# auto reconnect on wireless

## Tomsen

Hi

I've just changed our wired network with wireless in the entire house. I have no problem with connecting to the AP, but because i have a cheepass router that has to restart everytime I change in the NAT settings.

This results in my server loosing the connection to the AP and i have to connect a screen and keyboard to restart the wireless interface.

How do i make it recoonect by itself?

----------

## DavidJN

Might an easier solution be to use SSH to restart it?

----------

## Tomsen

I can't ssh to the machine, it has lost its network connection.

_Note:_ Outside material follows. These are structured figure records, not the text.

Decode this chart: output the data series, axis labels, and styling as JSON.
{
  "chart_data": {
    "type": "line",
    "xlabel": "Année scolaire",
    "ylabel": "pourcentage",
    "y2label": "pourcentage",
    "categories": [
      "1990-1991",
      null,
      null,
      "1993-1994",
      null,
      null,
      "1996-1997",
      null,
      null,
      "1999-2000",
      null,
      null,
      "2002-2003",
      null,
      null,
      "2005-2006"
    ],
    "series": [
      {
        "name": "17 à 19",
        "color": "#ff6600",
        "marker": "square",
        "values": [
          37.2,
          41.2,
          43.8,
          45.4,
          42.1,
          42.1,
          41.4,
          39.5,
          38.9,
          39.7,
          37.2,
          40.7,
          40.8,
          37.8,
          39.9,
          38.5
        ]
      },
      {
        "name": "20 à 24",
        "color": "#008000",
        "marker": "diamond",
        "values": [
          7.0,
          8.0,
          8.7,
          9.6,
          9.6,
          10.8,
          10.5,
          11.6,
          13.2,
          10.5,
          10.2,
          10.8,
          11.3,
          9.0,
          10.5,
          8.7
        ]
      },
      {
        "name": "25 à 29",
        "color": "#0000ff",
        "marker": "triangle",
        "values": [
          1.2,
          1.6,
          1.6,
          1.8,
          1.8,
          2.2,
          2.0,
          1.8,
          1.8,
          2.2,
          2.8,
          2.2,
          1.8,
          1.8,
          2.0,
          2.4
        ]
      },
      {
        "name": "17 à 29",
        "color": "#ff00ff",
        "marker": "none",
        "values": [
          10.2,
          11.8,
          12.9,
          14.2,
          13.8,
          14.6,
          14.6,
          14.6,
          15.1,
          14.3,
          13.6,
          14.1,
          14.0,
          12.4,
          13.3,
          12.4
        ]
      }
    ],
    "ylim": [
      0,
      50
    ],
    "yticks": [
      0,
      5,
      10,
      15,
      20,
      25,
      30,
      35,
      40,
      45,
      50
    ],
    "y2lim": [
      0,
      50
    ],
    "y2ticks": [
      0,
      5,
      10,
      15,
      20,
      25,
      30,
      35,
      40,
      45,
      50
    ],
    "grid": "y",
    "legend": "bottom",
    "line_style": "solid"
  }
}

That is why I have to connect a screen and keyboard

----------

## ManReal

Can you not have a script running in the background on the server which pings google.com and if the ping fails then you reconnect the connection?

----------

## Tomsen

Well I could, but isn't it possible to make gentoo reconnect if it looses the connection?

----------

## qdii

Sorry to reopen that thread, but it corresponds to a problem I am having.

To keep my 2nd computer connected to a Wifi network, I've crafted that little script :

 *Quote:*   

> 
> 
> #/bin/sh
> 
> if ping -q -c 1 www.google.com &> /dev/null
> ...

 

When I run it from a standard bash shell, it works fine.

bringing wlan0 down and up does - I imagine - reset it and DHCP finishes the work.

but when I schedule it to be executed every 3 minutes with vixie-cron, the connection remains down, even though /var/log/autoreconnect contains a line stating that it was DOWN a minute ago.

Any idea ?

----------

## cach0rr0

could you not just restart the net.wlan0 init script?

----------

## Yamakuzure

Maybe you could give net-misc/wicd a try? It allows for running custom scripts before/after shutting down/starting up a connection. And on my laptop if I re-enable wireless via rf-kill switch, connects in an instant. (Quite useful for a laptop that keeps travelling and switching between different wired and wireless networks.)

----------

## d2_racing

I use the auto-reconnect option inside WICD and it's working pretty good.

----------

## qdii

cachorro : I've tried to use /etc/init.d/net.wlan0 restart, but it gets an error from something in /proc/.../carrier and won't reconnect the wifi until I stop and start the interface.

for what concerns WICD, I'll give it a try tomorrow  :Smile:  thanks for the tip

----------

## d2_racing

No problem, and if you need help, just post  :Razz: 

----------